TikTok’s top government affairs staffer in Israel quits over antisemitism on platform
Former Naftali Bennett adviser Barak Herscowitz told TikTok management they were allowing 'hostile propaganda against Israel and Jews' to proliferate on the platform
Barak Herscowitz, TikTok’s leading government relations figure in Israel, resigned amid criticism of the Chinese-owned video app for allowing anti-Israel and antisemitic content to proliferate on its platform.
Herscowitz, a former adviser to then-Prime Minister Naftali Bennett whose title at TikTok was vertical lead in the government and public sector, was behind an internal memo highlighting the platform’s discrimination against Israelis last year, according to a source at TikTok.
“I resigned from TikTok,” he wrote, announcing his resignation via X (formerly Twitter) on Monday. “We are living in a time in which our existence as Jews and Israelis is under attack and in danger.”
“In such an unstable era, people’s priorities become sharper. Am Yisrael Chai,” he added, with an Israeli flag and flexing muscle emojis.
Asked on X if he could have stayed to try to influence TikTok from the inside, Herscowitz responded: “I did my best as long as I was there. There are wonderful people at TikTok Israel who are doing their best.”
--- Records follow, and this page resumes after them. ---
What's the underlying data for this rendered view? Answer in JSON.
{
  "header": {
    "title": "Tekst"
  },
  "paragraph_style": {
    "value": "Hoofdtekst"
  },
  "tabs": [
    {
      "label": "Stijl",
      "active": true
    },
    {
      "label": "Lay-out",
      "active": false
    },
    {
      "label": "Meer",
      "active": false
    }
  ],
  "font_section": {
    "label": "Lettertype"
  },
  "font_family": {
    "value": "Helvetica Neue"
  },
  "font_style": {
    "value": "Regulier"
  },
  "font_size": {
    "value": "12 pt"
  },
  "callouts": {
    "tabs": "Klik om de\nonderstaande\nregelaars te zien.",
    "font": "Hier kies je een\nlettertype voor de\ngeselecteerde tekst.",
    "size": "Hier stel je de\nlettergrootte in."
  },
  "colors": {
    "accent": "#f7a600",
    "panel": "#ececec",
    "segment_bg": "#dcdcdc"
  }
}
Herscowitz declined to comment further to Jewish Insider at this time.
A TikTok source said that Herscowitz was the senior employee in Israel who wrote a memo to higher management highlighting discrimination against Israeli hostages. TikTok declined to allow the families of the hostages to advertise on the platform, calling their videos “too political,” while allowing pro-Palestinian groups to advertise.
“Labeling kidnapped babies, women, children, and elderly citizens who were taken from their beds by Hamas-ISIS as a ‘political issue’ is, at the very least, one-sided,” Herscowitz wrote. “This way, American users are BOMBARDED with paid ads that present the misery of children in Gaza (not mentioning, of course, the massive humanitarian aid entering Gaza and stolen by Hamas as indicated by the U.N.), some with a high budget (according to our own company’s top ads creative center) while ads that show the humanitarian tragedy of Israeli hostages cannot be presented to these audiences.”
In addition, Herscowitz wrote at the time that the company has a biased approach to violent content and anti-Israel incitement that violates the company’s community guidelines. He highlighted content moderators in TikTok’s Trust and Safety Unit who expressed “support for terrorism or endorsed extremist movements…[which] very likely influences the amount of hostile propaganda against Israel and Jews and harmful misinformation on our platform, both in the USA and Europe.”
Michael Eisenberg, general partner at the venture capital fund Aleph, wrote that “my man Barak resigned from TikTok because his conscience could not let him work there anymore…TikTok is an existential risk to Israel and the USA.”
Eisenberg also called on workers on TikTok to “follow Barak’s lead and resign.”
Research by Generation Lab indicates that people who use TikTok for 30 minutes or more are 17% more likely to have antisemitic or anti-Israel views. In addition, 11 pro-Palestinian hashtags were viewed more – in some cases, several times more – than the top pro-Israel hashtag, #standwithisrael.
The Network Contagion Research Institute found that hashtags that go against the Chinese Communist Party’s positions, such as those supporting Israel since Oct. 7, are viewed far less than they are on other platforms, indicating “a strong possibility that content on TikTok is either amplified or suppressed based on its alignment with the interests of the Chinese Government.”
Jewish employees showed JI screenshots indicating that TikTok is allowing hatred of Jews and anti-Israel disinformation violating the platform’s guidelines to remain, and that moderators even celebrated and shared violent pro-Palestinian content.
TikTok told JI earlier this month that its “community guidelines apply equally to all content on TikTok and we invest heavily in training our moderators to apply our policies consistently…We regularly report on our actions to counter hate, and of the content we removed for hate speech and hateful behavior, nine times out of ten we remove it before it’s reported.”